Abstract
Yi-Chi-Tsung-Ming-Tang Reduced A beta(1-40)-induced Neurotoxicity via of Acetylcholine and NMDA Receptors Expression, ROS Generation and Tau Phosphorylation
Department of Sport and Health Management, College of Nursing and Health, Da-Yeh University, Department of Neurology, Yuan Rung Hospital, Changhua, Department of Nursing, College of Medicine and Nursing, Hung-Kuang University, Department of Chinese Pharmaceutical Sciences and Chinese Medicine Resources; College of Pharmacy, China Medical University, Taichung, Department of Cardiology, Yuan Rung Hospital, Changhua, Department of Anatomy, School of Medicine, Chung Shan Medical University, Department of Optometry, Asia University, Department of Medical Research, China Medical University Hospital, China Medical University, Department of Pharmacology, School of Medicine, Chung Shan Medical University, Department of Pharmacy, Chung Shan Medical University Hospital, Taichung, Taiwan
Correspondence Address:
Department of Pharmacology, School of Medicine, Chung Shan Medical University, Department of Pharmacy, Chung Shan Medical University Hospital, Taichung, Taiwan E-mail: kuanyh@csmu.edu.tw
Yi-Chi-Tsung-Ming-Tang is a traditional Chinese medicine formula often prescribed for preventing or treating dizziness, tinnitus, mental fatigue and blurred vision.

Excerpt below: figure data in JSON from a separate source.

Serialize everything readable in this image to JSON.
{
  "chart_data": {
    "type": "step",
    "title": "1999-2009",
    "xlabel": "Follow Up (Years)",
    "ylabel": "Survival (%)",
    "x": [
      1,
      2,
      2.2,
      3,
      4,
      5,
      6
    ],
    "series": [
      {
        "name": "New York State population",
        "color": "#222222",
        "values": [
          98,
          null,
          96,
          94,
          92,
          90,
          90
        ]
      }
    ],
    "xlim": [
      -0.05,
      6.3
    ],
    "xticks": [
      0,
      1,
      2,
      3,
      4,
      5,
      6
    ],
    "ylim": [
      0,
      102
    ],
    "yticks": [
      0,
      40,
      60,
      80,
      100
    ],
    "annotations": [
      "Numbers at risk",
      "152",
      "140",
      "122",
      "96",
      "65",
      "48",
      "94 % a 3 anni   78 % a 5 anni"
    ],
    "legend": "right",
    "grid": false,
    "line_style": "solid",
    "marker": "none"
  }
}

Recent study has demonstrated that Aβ(1-40)-induced neurotoxicity could be improved by this drug. The aim of present study was to determine the effects and protective mechanism of Yi-Chi-Tsung-Ming-Tang on Aβ(1-40)-induced death of primary cortical neurons. Primary cultures of Sprague-Dawley rat cortical neurons were exposed to Aβ(1-40), after the treatment with Yi-Chi-Tsung-Ming-Tang for 1 h. Methyl-thiazolyl-tetrazolium reduction assays were used to detect cell viability and the expression of acetylcholine receptors, N-methyl-D-aspartate receptors and phosphorylated and non-phosphorylated forms of tau were measured by western blot. Fluorometric assays were applied to detect the generation of reactive oxygen species. Pretreatment of primary cortical neurons with Yi-Chi-Tsung-Ming-Tang significantly inhibited Aβ(1-40)-induced cytotoxicity and reversed Aβ(1-40)-induced β-amyloid accumulation and acetylcholine receptor expression in a concentration-dependent manner. In addition, not only the Aβ(1-40)-reduced expression of N-methyl-D-aspartate receptors 1/2A was reversed but also the Aβ(1-40)-induced reactive oxygen species generation and tau phosphorylation expression were inhibited by Yi-Chi-Tsung-Ming-Tang in a concentration-dependent manner.